Reply To: Non Mesh Repair Questions
Some thoughts about your post:
The outcome from femoral hernia repair is poor for non-mesh tissue repairs. The reason is because, unlike the common inguinal hernias, the femoral hernia is not flanked by muscle. It is flanked by thick taut ligaments. They have “no give.” Tissue repair used to be done, and history has taught us that the ouctomes are poor and chronic pain is a very real problem with it.
It think Dr. Shouldice described the best tissue repair for femoral hernias. I have performed it, and it works well for thin and small build patients (usually women). Simple suture repair does not work in most situations and can result in a lot of pain in the area. Being in such a particular anatomic region, even open mesh repair is no longer considered efficacious enough for femoral hernias. The gold standard is now laparoscopic mesh repair, based on a large study focused on this type of rare hernia.
Though rare for both sexes, femoral hernias are more common in women and can be seen among men. The question is: did you have a true femoral hernia (deep with content) or did you have a wide femoral space notable only on exploration?

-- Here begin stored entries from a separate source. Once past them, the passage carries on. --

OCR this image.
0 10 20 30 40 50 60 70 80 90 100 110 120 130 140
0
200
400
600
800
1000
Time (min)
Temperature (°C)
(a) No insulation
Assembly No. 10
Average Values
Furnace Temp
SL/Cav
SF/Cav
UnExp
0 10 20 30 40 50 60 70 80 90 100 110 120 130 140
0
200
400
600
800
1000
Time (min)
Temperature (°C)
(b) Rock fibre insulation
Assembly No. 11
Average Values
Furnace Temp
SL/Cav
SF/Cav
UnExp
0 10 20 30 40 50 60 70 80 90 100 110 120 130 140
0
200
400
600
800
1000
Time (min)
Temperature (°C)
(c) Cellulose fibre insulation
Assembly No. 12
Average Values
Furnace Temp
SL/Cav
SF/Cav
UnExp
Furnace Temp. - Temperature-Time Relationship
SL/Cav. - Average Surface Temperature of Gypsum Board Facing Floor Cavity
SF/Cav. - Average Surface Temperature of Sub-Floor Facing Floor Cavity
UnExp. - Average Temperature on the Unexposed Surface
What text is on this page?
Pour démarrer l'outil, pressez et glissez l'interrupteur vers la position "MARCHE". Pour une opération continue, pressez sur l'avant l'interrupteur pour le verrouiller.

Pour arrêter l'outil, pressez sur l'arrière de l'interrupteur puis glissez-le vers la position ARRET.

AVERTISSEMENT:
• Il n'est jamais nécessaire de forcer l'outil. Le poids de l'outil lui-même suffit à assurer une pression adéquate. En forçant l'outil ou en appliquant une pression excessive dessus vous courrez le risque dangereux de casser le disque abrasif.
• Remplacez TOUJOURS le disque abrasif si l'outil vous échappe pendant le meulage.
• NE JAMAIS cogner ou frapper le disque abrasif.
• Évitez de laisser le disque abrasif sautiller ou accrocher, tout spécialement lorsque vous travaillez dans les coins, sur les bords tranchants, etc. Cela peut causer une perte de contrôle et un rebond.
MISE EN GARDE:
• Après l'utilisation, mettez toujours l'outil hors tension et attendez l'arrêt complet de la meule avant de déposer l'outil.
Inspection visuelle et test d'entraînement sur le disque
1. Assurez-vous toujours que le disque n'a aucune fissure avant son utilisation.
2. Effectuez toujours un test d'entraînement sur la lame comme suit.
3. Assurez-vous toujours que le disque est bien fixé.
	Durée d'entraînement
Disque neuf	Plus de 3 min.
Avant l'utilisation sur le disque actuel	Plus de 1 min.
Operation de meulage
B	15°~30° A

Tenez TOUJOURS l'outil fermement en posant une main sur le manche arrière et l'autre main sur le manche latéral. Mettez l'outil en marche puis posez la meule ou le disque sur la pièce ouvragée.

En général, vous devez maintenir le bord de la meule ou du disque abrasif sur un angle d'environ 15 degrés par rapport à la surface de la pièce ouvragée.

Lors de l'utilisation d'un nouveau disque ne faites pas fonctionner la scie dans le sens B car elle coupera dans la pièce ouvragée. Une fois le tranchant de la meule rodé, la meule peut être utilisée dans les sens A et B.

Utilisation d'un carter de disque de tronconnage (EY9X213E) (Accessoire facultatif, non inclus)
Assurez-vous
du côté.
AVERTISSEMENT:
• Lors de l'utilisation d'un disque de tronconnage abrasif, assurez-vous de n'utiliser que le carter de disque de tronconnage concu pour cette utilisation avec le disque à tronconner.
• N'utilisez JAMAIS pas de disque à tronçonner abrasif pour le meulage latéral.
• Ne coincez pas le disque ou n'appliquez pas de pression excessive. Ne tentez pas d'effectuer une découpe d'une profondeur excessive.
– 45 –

With regard to exercise: all studies show that the majority of exercises are protective of hernias, do not increase abdominal pressure, and in some cases can reduce the size and/or symptoms of hernias. Since femoral hernias are not lined by muscle, exercise does not affect its progression or symptomatology.
Lastly, you asked about the mesh left on your vessels. It is common practice to do so, for safety reasons. If your mesh was removed because you had a true mesh reaction, then I do not leave any mesh at all, because even the slight amount may cause pain. Symptoms down your leg may be due to a) femoral hernia, b) nerve pain, and/or c) retained mesh. Your surgeon is very qualified to assess the pain for you and help you figure out why you have the pain down your leg.
You may notice that this forum will have contradicting information. Do not be afraid of this. It is something we are very used to in medicine, as it is not a black and white field and information is always in flux. Also, with surgery, outcome and experience can be different from surgeon to surgeon.